The House Armed Service Committee voted last Wednesday to force women to register for the military draft. Rep. Chrissy Houlahan (D-Penns.) authored the amendment, and it was approved 35-24as part of a larger defense policy bill.
In doing so, they were following the lead of another Democratic woman, New Hampshire’s Sen. Jeanne Shaheen. She backed the same policy in the Senate Armed Services Committee in July. The committee added it to the 2022 National Defense Authorization Act, which passed by a vote of 23-3. Five Republicans on the committee reportedly voted against the specific proposal to force women to register for the draft. Democrats were unanimous in their support.
While there hasn’t been a military draft in over 40 years, the law is on the books that men are required to be drafted should the situation call for it. Rep. Michael Waltz (R-Fla.), who also supported the inclusion of women in the draft, believes we need a bigger pool and he wants everyone to jump in.
Beyond the technicalities, the bottom line is the move to get women included in the draft is one step closer to becoming a reality. The fact that it has gotten this far is a testament to the changing view of women and the parameters of gender roles in modern-day society, as well as the new frontier for feminism.

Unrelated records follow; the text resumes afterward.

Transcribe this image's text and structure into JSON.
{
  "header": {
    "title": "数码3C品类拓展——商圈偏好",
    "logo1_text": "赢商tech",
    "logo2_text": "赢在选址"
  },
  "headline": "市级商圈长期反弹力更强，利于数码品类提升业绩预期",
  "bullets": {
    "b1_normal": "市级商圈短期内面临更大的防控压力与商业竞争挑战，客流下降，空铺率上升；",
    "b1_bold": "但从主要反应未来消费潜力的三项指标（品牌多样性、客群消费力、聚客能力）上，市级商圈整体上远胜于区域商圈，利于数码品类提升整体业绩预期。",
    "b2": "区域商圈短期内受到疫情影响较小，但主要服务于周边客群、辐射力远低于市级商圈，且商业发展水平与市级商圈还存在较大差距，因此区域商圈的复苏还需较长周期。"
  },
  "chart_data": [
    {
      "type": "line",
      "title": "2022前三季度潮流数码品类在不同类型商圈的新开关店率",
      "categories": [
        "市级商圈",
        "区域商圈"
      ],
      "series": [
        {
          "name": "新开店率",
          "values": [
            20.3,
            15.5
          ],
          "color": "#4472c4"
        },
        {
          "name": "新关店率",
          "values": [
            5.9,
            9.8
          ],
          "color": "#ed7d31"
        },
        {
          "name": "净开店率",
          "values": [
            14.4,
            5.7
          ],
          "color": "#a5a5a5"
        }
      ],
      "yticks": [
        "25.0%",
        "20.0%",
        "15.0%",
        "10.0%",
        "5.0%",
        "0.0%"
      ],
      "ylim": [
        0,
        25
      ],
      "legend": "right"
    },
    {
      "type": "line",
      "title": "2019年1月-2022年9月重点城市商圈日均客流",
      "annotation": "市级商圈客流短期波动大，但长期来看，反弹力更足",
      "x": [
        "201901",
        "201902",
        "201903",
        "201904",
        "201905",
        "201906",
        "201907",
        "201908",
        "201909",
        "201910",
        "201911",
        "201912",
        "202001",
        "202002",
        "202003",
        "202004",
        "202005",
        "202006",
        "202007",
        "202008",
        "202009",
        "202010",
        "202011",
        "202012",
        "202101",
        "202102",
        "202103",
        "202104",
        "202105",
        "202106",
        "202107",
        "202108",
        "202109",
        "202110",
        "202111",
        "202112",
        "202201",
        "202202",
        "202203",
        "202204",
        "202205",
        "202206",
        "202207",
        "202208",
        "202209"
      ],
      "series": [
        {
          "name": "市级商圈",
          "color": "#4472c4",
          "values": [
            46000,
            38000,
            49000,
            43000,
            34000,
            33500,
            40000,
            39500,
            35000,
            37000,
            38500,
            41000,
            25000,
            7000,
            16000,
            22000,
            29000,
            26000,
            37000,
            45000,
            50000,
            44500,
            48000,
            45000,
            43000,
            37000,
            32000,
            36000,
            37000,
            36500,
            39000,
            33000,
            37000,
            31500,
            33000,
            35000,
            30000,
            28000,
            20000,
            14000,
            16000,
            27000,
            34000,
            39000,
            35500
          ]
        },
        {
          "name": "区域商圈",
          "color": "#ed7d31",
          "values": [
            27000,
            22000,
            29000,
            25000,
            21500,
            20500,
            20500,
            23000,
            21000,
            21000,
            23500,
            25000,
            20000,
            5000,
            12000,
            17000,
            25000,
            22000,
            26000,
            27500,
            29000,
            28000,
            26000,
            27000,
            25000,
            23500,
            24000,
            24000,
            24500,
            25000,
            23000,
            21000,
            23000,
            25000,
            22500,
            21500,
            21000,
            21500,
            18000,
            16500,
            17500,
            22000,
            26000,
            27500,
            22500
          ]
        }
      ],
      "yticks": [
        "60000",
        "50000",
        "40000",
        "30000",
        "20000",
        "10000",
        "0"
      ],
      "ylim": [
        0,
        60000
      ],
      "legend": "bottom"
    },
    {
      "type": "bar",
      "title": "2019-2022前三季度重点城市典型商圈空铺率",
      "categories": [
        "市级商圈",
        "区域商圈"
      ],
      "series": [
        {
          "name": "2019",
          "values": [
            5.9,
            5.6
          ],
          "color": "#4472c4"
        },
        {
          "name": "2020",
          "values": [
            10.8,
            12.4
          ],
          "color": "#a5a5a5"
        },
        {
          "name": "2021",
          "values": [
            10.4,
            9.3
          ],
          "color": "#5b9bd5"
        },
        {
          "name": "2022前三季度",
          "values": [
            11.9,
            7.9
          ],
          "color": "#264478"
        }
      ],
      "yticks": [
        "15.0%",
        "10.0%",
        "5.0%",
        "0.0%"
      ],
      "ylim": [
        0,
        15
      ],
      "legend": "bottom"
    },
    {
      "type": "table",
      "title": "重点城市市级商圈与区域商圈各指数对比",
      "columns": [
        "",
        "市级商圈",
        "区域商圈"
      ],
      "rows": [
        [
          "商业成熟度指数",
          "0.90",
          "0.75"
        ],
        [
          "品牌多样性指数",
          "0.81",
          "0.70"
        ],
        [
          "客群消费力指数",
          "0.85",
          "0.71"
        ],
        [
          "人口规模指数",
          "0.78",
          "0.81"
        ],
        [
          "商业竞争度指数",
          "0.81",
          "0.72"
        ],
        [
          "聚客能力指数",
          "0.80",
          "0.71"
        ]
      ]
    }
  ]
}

There are several schools of thought. While Republicans have been the most vocal against drafting women, many Republican lawmakers have actually crossed over to vote with Shaheen and the Democrats. Waltz’s reasoning that we need everyone on board makes sense if we look at it from a macro perspective.
This vote perfectly tips the hand of a society that has minimized not only the strengths of males in general but also females. Generalities are ok and we can still recognize outliers. But the bottom line is men are still geared toward certain skill sets and interests, and so are women.

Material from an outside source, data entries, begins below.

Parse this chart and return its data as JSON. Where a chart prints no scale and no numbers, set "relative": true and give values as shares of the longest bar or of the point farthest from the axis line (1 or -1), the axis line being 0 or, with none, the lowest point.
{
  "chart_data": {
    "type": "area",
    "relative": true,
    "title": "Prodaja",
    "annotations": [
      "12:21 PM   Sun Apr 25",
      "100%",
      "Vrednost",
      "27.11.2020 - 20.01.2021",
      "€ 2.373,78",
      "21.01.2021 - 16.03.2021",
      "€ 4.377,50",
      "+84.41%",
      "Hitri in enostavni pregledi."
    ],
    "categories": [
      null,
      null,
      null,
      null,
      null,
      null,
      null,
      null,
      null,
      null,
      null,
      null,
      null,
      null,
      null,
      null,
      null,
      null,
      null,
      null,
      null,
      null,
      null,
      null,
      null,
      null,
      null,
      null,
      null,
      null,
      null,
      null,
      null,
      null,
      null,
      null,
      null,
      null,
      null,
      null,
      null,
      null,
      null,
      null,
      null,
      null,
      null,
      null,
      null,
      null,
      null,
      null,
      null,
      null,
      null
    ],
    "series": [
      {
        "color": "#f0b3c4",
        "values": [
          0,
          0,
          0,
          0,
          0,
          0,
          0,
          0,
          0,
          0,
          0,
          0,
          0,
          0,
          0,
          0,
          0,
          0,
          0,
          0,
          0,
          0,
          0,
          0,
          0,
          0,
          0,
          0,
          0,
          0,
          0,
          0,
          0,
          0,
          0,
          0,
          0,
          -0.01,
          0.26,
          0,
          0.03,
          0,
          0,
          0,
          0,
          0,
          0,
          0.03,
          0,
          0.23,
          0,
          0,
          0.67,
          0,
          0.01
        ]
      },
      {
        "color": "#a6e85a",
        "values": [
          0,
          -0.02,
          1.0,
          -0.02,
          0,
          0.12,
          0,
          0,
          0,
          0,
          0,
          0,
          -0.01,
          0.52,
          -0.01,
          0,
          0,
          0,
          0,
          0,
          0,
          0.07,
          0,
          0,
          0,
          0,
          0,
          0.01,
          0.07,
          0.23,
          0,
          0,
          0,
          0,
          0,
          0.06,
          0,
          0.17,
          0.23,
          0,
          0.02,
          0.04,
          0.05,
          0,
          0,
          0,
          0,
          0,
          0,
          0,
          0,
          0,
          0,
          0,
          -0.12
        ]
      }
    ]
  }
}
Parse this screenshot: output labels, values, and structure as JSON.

We are better off realizing that men have their strengths and weaknesses, and the same of women. I wouldn’t say, apples are better than oranges, they’re just different. Therefore, it is safe to say that men are much suited better to armed combat than women. Women serve in the military now as volunteers, but doing a catch-all draft and ignoring gender may not be the most efficient step.
And the military is about efficiency. A mandatory draft will now include a whole population of women, who probably will have zero interest or skill set to go out in the field. That would be disastrous.

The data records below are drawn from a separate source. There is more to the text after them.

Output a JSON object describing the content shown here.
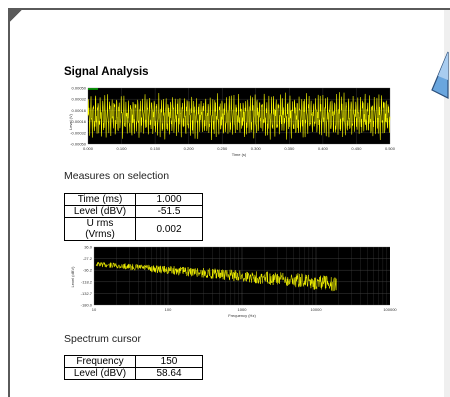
{
  "page": {
    "title": "Signal Analysis"
  },
  "time_chart": {
    "type": "line",
    "ylabel": "Level (V)",
    "xlabel": "Time (s)",
    "y_ticks": [
      "0.00050",
      "0.00032",
      "0.00016",
      "-0.00016",
      "-0.00032",
      "-0.00050"
    ],
    "x_ticks": [
      "0.000",
      "0.100",
      "0.150",
      "0.200",
      "0.250",
      "0.300",
      "0.350",
      "0.400",
      "0.450",
      "0.500"
    ],
    "trace_color": "#ffff00",
    "background": "#000000",
    "legend_color": "#00ff00"
  },
  "measures": {
    "heading": "Measures on selection",
    "rows": [
      {
        "label": "Time (ms)",
        "value": "1.000"
      },
      {
        "label": "Level (dBV)",
        "value": "-51.5"
      },
      {
        "label": "U rms (Vrms)",
        "value": "0.002"
      }
    ]
  },
  "spectrum_chart": {
    "type": "line",
    "ylabel": "Level (dBV)",
    "xlabel": "Frequency (Hz)",
    "y_ticks": [
      "36.0",
      "-27.2",
      "-36.2",
      "-118.2",
      "-132.7",
      "-180.0"
    ],
    "x_ticks": [
      "10",
      "100",
      "1000",
      "10000",
      "100000"
    ],
    "trace_color": "#ffff00",
    "background": "#000000"
  },
  "spectrum_cursor": {
    "heading": "Spectrum cursor",
    "rows": [
      {
        "label": "Frequency",
        "value": "150"
      },
      {
        "label": "Level (dBV)",
        "value": "58.64"
      }
    ]
  },
  "chart_data": [
    {
      "type": "line",
      "title": "",
      "xlabel": "Time (s)",
      "ylabel": "Level (V)",
      "xlim": [
        0,
        0.5
      ],
      "ylim": [
        -0.0005,
        0.0005
      ],
      "grid": true,
      "series": [
        {
          "values_description_free": true,
          "points": "dense oscillating trace",
          "color": "#ffff00"
        }
      ]
    },
    {
      "type": "line",
      "title": "",
      "xlabel": "Frequency (Hz)",
      "ylabel": "Level (dBV)",
      "xscale": "log",
      "xlim": [
        10,
        100000
      ],
      "grid": true,
      "series": [
        {
          "color": "#ffff00"
        }
      ]
    }
  ]
}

Now is the time to watch self-described feminists. How will they react when this becomes a reality? Will it be a celebration that women are now “equal” to men, a huge step in balancing the scales? Or will there be a backlash because women have no place in the field?
One thing is true: you can’t have it both ways. If anything, I would love to see this go further so we can have an honest discussion about our first-world problems, when we can debate general gender roles in the greater society in the safety of a college academic setting, or in the spotless halls in Washington D.C.
Given the recent events in Afghanistan, will we have the luxury of time to assess the wisdom of a gender-blind draft, given foreign threats and limited time to react? Some common sense may be needed to save women’s lives.